Mit: Christina Wüstenhagen

Christina Wüstenhagen, geboren 1989, lebt und arbeitet als freischaffende Tänzerin und Choreografin in Berlin. 2012 gründete sie mit Berliner Tänzer*innen das Kollektiv Tangente Company und kreiert seitdem unter diesem Label verschiedenste Produktionen. 2016 absolvierte sie ihren BA in Tanz, Kontext und Choreografie am Hochschulübergreifenden Zentrum Tanz Berlin. Viele ihrer aktuellen künstlerischen Arbeiten sind interdisziplinär. Als Choreografin arbeitete Christina Wüstenhagen unter anderem 2015 am Maxim Gorki Theater in dem intergenerativen Projekt „Gender und Ich“. Ausgehend von ihrem Interesse an Tanz, Medien und dem Erforschen neuer, interaktiver Aufführungsformate gründete sie 2017 gemeinsam mit Sophie Camille Brunner und neun Jugendlichen das Performancekollektiv Ad hoc.

Dialog

Auftrittsanalyse
Freitag, 8. November 2019, 10:00–12:30 und 13:30–15:00

Die Aufzeichnung des Preisträger*innen-Konzerts ist die Grundlage für die Auftrittsanalyse, in der alle Teilnehmer*innen gemeinsam mit der Jury jeden Konzertbeitrag besprechen.

Businesstalk
Sonntag, 10. November 2019, 14:30–16:00

Sich selbst vermarkten, ein Label suchen oder vielleicht selbst eines gründen? Welche Vorteile hat die Selbstvermarktung? Welche Risiken geht man ein? Wie bringt man seine Tonträger auf den Markt? Wie generiere ich Gigs? Welche Rolle spielt das Internet? Und worauf muss ich bei all dem achten?

Spezial

Kennenlernen
Spontan und nur kurz geprobt stellen die Teilnehmer*innen sich gegenseitig mit jeweils einem anderen Siegersong im eigenen musikalischen Stil vor.
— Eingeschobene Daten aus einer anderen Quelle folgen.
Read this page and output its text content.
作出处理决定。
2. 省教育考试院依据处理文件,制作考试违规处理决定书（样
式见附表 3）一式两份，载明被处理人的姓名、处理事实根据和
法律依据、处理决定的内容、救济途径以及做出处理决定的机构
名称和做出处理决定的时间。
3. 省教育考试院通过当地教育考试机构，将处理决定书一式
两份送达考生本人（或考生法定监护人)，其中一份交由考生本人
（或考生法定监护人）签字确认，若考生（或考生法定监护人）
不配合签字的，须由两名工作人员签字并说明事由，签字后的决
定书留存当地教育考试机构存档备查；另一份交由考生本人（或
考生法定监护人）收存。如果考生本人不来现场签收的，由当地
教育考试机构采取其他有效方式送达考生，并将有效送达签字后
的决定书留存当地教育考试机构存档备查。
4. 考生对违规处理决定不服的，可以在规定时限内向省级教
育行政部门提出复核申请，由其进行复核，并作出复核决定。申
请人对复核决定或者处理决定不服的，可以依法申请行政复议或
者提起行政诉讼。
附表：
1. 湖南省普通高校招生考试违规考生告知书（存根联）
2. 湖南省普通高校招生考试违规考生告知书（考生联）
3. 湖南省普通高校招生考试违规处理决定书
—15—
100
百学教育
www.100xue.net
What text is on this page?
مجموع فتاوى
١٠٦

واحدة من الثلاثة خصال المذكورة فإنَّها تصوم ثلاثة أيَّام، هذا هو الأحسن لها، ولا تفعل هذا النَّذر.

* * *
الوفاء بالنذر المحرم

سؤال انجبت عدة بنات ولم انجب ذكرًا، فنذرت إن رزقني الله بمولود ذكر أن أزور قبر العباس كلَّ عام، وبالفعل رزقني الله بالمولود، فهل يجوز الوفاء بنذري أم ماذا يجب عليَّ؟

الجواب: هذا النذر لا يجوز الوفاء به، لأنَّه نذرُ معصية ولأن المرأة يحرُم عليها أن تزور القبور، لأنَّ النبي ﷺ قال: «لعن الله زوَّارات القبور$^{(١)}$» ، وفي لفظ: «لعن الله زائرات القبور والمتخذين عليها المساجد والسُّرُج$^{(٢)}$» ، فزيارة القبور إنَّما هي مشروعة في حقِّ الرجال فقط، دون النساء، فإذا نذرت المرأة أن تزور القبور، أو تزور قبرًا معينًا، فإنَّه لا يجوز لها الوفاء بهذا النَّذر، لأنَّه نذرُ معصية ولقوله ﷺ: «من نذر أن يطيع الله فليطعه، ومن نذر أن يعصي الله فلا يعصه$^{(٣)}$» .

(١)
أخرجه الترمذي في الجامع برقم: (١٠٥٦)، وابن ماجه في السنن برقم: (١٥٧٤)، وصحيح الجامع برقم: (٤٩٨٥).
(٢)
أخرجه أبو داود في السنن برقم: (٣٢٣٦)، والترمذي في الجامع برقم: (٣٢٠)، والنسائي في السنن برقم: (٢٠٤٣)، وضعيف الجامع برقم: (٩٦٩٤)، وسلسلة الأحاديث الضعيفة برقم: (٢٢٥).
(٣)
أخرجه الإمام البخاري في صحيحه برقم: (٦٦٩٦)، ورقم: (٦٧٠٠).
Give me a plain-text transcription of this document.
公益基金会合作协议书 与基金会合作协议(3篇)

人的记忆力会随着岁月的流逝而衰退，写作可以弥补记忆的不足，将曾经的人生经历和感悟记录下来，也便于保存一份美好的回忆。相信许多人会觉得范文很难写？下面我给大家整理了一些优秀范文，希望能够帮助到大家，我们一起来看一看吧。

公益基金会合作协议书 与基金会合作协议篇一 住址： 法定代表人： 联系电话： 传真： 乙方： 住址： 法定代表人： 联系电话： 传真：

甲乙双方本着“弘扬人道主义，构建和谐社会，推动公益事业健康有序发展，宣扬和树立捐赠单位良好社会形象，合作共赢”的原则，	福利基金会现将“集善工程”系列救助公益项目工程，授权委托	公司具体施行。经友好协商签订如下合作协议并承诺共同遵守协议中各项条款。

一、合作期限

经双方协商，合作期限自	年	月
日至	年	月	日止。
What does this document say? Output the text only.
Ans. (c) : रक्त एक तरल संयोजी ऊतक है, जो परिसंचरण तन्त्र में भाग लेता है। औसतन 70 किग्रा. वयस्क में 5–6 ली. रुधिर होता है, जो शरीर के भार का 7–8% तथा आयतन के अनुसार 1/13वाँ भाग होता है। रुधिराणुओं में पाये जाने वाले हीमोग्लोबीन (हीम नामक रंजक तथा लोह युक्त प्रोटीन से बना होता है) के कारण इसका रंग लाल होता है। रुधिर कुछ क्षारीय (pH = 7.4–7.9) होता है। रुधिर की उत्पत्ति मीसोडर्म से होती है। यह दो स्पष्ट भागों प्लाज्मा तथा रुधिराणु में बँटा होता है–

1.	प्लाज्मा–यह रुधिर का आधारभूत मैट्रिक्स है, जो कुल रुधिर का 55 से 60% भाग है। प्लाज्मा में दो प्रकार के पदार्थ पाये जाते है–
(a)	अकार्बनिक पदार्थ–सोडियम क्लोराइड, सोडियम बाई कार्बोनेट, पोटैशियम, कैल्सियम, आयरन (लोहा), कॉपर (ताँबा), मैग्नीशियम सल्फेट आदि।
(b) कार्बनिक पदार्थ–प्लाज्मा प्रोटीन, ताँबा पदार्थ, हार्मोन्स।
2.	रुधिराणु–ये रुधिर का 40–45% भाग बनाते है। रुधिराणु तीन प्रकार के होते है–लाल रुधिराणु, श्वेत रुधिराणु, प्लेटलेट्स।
Spontane Zusammenspiele – Jamsession und offene Bühne
In den abendlichen Sessions wird in neuen Konstellationen gespielt, werden Horizonte erweitert, stilistische Vorurteile aufgehoben, Gewohnheiten abgelegt. Wohin sich die Abende entwickeln, liegt bei den Teilnehmer*innen und den Ehemaligen, die das Treffen besuchen.

Akustik-Konzert
Ehemalige des Treffens junge Musik-Szene spielen ein bis zwei Lieder. Im Anschluss findet eine offene Unplugged- und Jamsession statt.

Finale
Es wurden immer noch nicht alle eigenen Songs gespielt? Es gibt neue Ideen aus den Workshops, die ein erstes Publikum suchen? Und auch die Siegersongs sollen nochmal gespielt werden? Die Teilnehmer*innen gestalten das Bühnenprogramm des letzten Abends.